Premium
Integration of computer vision and colorimetric sensor array for nondestructive detection of mango quality
Author(s) -
Huang Xingyi,
Lv Riqin,
Wang Sun,
Aheto Joshua H.,
Dai Chunxia
Publication year - 2018
Publication title -
journal of food process engineering
Language(s) - English
Resource type - Journals
SCImago Journal Rank - 0.507
H-Index - 45
eISSN - 1745-4530
pISSN - 0145-8876
DOI - 10.1111/jfpe.12873
Subject(s) - mangifera , principal component analysis , climacteric , artificial intelligence , mathematics , support vector machine , pattern recognition (psychology) , computer science , ripening , horticulture , biology , genetics , menopause
A method of digital image and odor information processing has been proposed by integrating computer vision and colorimetric sensor array (CSA) for rapid and accurate evaluation of mango quality.
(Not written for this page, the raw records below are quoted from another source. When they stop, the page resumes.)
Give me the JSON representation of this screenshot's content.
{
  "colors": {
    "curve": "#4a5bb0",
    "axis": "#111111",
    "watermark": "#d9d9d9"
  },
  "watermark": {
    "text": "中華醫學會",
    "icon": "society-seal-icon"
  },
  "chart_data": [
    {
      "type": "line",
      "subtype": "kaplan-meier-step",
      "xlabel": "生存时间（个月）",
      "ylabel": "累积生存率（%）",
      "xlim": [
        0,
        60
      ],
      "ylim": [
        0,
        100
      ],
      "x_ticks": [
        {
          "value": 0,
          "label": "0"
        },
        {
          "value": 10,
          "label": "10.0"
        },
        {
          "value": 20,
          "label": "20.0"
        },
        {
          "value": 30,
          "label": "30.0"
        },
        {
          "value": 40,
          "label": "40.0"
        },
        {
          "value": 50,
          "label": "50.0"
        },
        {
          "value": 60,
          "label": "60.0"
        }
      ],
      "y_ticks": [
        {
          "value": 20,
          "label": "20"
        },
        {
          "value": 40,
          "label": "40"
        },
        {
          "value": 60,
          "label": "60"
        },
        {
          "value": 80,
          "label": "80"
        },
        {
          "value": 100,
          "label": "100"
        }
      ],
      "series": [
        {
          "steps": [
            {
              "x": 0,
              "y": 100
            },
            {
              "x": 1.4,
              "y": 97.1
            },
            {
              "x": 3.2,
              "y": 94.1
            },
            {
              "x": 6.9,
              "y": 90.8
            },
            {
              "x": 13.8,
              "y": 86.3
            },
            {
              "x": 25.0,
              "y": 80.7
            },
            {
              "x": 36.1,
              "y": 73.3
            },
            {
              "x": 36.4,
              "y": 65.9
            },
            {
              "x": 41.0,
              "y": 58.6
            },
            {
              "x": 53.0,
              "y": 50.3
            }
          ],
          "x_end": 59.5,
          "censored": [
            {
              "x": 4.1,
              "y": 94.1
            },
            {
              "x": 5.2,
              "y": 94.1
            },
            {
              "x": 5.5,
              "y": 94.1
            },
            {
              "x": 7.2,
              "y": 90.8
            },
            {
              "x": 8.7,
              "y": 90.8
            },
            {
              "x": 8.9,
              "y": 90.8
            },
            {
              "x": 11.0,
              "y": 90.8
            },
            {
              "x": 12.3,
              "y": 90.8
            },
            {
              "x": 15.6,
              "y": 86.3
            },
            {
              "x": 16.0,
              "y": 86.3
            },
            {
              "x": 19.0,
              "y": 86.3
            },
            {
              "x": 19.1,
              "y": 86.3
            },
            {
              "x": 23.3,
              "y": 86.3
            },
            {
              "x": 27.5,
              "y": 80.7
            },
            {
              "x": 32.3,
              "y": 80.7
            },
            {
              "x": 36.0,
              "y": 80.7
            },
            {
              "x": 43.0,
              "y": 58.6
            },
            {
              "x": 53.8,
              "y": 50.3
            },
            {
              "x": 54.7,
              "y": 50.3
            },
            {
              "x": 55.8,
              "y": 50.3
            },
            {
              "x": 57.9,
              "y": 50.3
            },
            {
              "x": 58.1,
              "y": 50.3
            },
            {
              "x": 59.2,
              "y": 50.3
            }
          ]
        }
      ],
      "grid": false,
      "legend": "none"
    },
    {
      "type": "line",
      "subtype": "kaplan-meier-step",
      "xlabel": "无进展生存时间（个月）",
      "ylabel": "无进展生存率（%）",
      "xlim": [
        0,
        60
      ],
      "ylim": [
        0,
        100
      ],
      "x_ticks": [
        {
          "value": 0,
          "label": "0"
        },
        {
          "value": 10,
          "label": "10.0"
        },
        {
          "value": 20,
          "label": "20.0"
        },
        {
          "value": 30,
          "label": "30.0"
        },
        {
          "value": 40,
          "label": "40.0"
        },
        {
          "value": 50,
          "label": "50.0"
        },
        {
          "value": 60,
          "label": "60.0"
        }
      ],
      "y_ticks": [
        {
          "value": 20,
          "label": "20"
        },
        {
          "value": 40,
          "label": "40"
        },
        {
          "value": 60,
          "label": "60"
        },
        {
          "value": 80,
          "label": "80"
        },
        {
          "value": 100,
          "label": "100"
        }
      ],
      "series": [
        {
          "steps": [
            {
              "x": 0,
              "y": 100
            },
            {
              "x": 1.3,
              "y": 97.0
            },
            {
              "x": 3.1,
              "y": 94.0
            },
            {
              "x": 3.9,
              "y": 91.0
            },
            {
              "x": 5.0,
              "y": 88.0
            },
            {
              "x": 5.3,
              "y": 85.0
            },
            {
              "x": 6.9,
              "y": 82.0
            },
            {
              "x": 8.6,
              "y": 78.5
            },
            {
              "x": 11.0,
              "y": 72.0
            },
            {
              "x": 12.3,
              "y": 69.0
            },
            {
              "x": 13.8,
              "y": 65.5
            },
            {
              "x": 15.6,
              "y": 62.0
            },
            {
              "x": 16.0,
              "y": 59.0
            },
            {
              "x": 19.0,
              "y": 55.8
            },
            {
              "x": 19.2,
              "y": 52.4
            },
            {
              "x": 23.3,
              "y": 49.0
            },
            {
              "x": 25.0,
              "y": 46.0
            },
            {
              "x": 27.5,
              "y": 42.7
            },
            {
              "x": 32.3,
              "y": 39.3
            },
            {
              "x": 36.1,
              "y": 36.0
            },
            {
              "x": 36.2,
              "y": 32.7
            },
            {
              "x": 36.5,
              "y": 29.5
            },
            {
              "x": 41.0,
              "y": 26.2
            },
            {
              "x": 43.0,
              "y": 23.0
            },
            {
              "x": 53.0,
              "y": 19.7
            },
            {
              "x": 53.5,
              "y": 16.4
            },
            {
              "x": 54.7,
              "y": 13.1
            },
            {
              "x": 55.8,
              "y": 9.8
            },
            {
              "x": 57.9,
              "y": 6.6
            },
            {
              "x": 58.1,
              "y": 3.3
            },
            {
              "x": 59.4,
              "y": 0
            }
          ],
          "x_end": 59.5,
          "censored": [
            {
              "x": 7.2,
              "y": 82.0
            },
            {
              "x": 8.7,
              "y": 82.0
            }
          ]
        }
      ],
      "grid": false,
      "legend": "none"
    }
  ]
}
Wholesome mango fruits, about 70–80% maturity were procured and stored in a constant temperature‐humidity chamber, 12 ± 0.5°C and 85–90%, respectively. Hardness and Total Soluble Solid (TSS) of the mango samples were measured by both conventional techniques and new nondestructive method developed combing computer vision and CSA. All data were analyzed using principal component analysis to reduce dimensionality. Support vector classification (SVC) models were established for qualitative discrimination of mango quality. Moreover, support vector regression (SVR) was applied to indicate the relationship between results got from nondestructive methods and conventional methods. SVC model was used to classify mango samples into three grades, the accuracy rates were 98.75 and 97.5% for the training and prediction sets, respectively. The SVR correlation coefficients for hardness were 0.9051 and 0.8897 for the training and prediction sets, respectively, and 0.9515 and 0.9241 for training set and prediction sets, respectively, in respect of TSS. Results showed that it is feasible to predict hardness and TSS of mango by the combination of computer vision and CSA. Practical applications Mango ( Mangifera indica L.) is one of the world's famous tropical fruits and enjoys the reputation of “tropical fruit king.” Mango is considered a climacteric fruit because during ripening it displays a surge of respiration and ethylene production which tends to hasten the ripening process. To keep the mango fruit fresh, it is very important to monitor the quality during transportation and storage. In this study, an innovative approach was developed, in which computer vision and colorimetric sensor array (CSA) were employed simultaneously to get more accurate result. This method simplified detection steps and shorten the detection time. The results showed that the integration of computer vision and CSA could serve as a rapid nondestructive testing method for mango quality detection. The method can be applied for rapid detection of mango products by both government department and food company.